Le système éducatif luxembourgeois se trouve devant un important changement de paradigme: l'enfant se trouvera désormais au centre. Actuellement la mission des enseignants consiste toujours à faire avancer le « programme » et de l'achever avant la fin de l'année scolaire. La responsabilité de la réussite ou de l'échec scolaire revient aux élèves et aux parents. Le rôle de l'école et des enseignants est en train de changer: l'apprentissage est organisé d'après les capacités de l'enfant. Pour atteindre cet objectif, les enseignants forment des équipes pédagogiques. Ils définissent les besoins des enfants et organisent leurs apprentissages. Ils déterminent les méthodes pédagogiques appropriées pour que les enfants puissent atteindre des socles de compétences définis. L'enseignant, jadis guerrier solitaire, ne se voit plus réduit à un simple exécutant.

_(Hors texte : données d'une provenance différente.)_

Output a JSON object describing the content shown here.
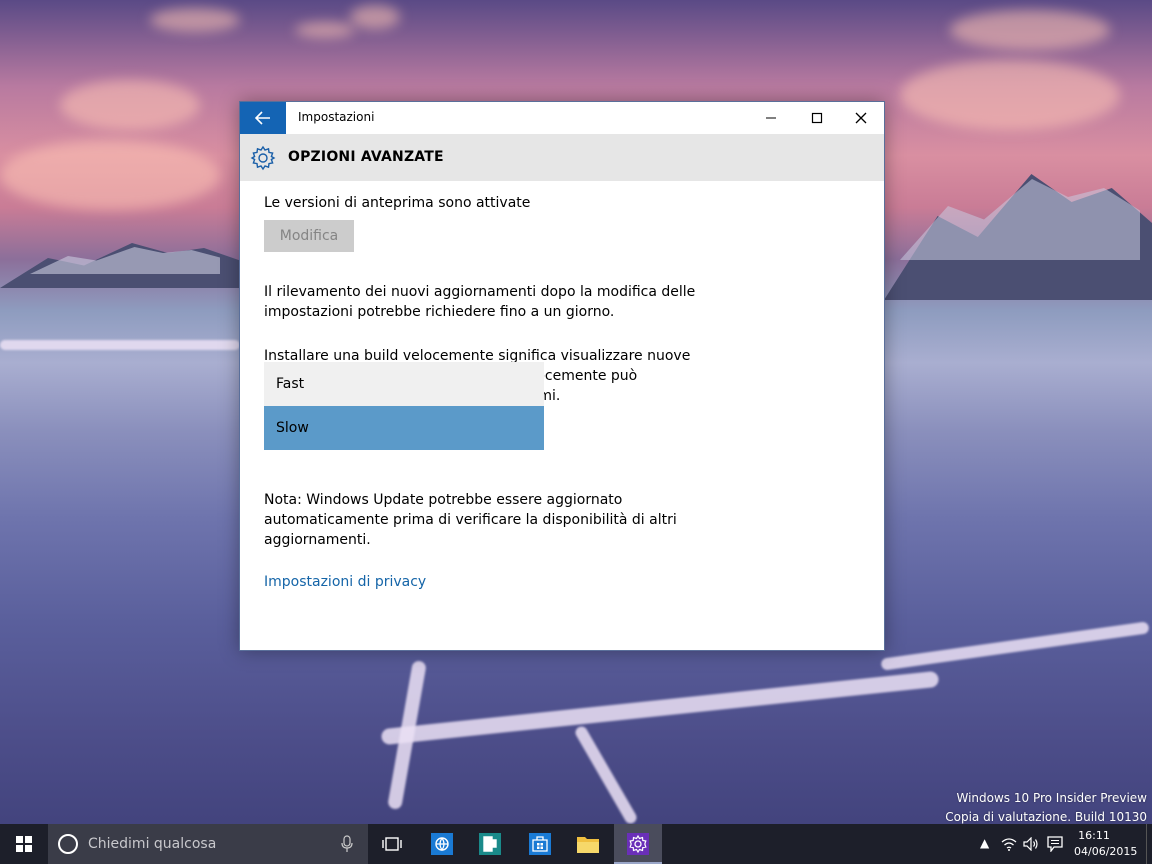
{
  "window": {
    "title": "Impostazioni",
    "page_title": "OPZIONI AVANZATE"
  },
  "content": {
    "preview_status": "Le versioni di anteprima sono attivate",
    "modify_label": "Modifica",
    "detection_text": "Il rilevamento dei nuovi aggiornamenti dopo la modifica delle impostazioni potrebbe richiedere fino a un giorno.",
    "install_text": "Installare una build velocemente significa visualizzare nuove cose prima, ma installare una build velocemente può significare anche riscontrare più problemi.",
    "dropdown": {
      "options": [
        "Fast",
        "Slow"
      ],
      "selected": "Slow"
    },
    "note_text": "Nota: Windows Update potrebbe essere aggiornato automaticamente prima di verificare la disponibilità di altri aggiornamenti.",
    "privacy_link": "Impostazioni di privacy"
  },
  "watermark": {
    "line1": "Windows 10 Pro Insider Preview",
    "line2": "Copia di valutazione. Build 10130"
  },
  "taskbar": {
    "search_placeholder": "Chiedimi qualcosa",
    "time": "16:11",
    "date": "04/06/2015",
    "apps": [
      "task-view-icon",
      "ie-icon",
      "reader-icon",
      "store-icon",
      "file-explorer-icon",
      "settings-icon"
    ]
  }
}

Notons au passage que les enseignants qui dépendent et du Ministère et de la Commune sont très sceptiques vis-à-vis d'une hiérarchie. Les projets pédagogiques innovateurs qui existent dans certaines communes sont les résultats d'équipes d'enseignants qui ont uni leurs efforts pour élaborer ces projets et répondre aux besoins locaux. Mais il est souvent très laborieux d'effectuer des changements à l'école et les projets ont dû passer beaucoup d'obstacles administratifs. Il faut non seulement trouver l'appui de l'inspecteur du ressort, mais aussi convaincre les élus communaux pour trouver les ressources nécessaires. Malheureusement ces démarches découragent souvent les enseignants engagés et jouent en faveur d'une école conservatrice.

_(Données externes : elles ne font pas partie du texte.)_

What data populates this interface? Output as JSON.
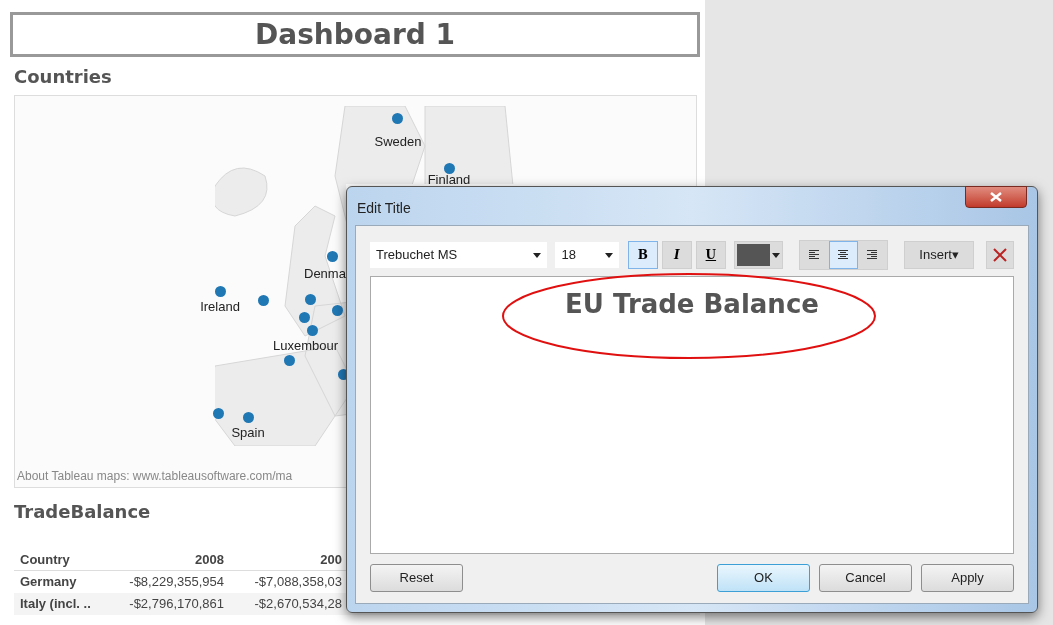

Pour garantir une autonomie à l'école, il faut responsabiliser les enseignants et les associer à l'organisation des écoles. Ainsi un comité de cogestion, déjà défini dans l'avant-projet de la nouvelle loi scolaire, a pour mission de s'occuper de la gestion journalière de l'école, de préparer le budget et l'organisation scolaire pour les soumettre à la Commission scolaire. Le comité élabore des propositions concernant les activités pédagogiques et éducatives, l'acquisition de matériel didactique et la construction et l'équipement des bâtiments scolaires. Ses tâches comprennent entre autres la coordination de la surveillance des élèves, l'accueil de nouveaux élèves et la gestion du matériel didactique. Le comité de cogestion représente les intérêts du corps enseignant vis-à-vis des autorités communales et de l'inspectorat. Il se charge en commun accord avec tous les acteurs de gérer et d'investir les ressources et moyens mis à la disposition des écoles.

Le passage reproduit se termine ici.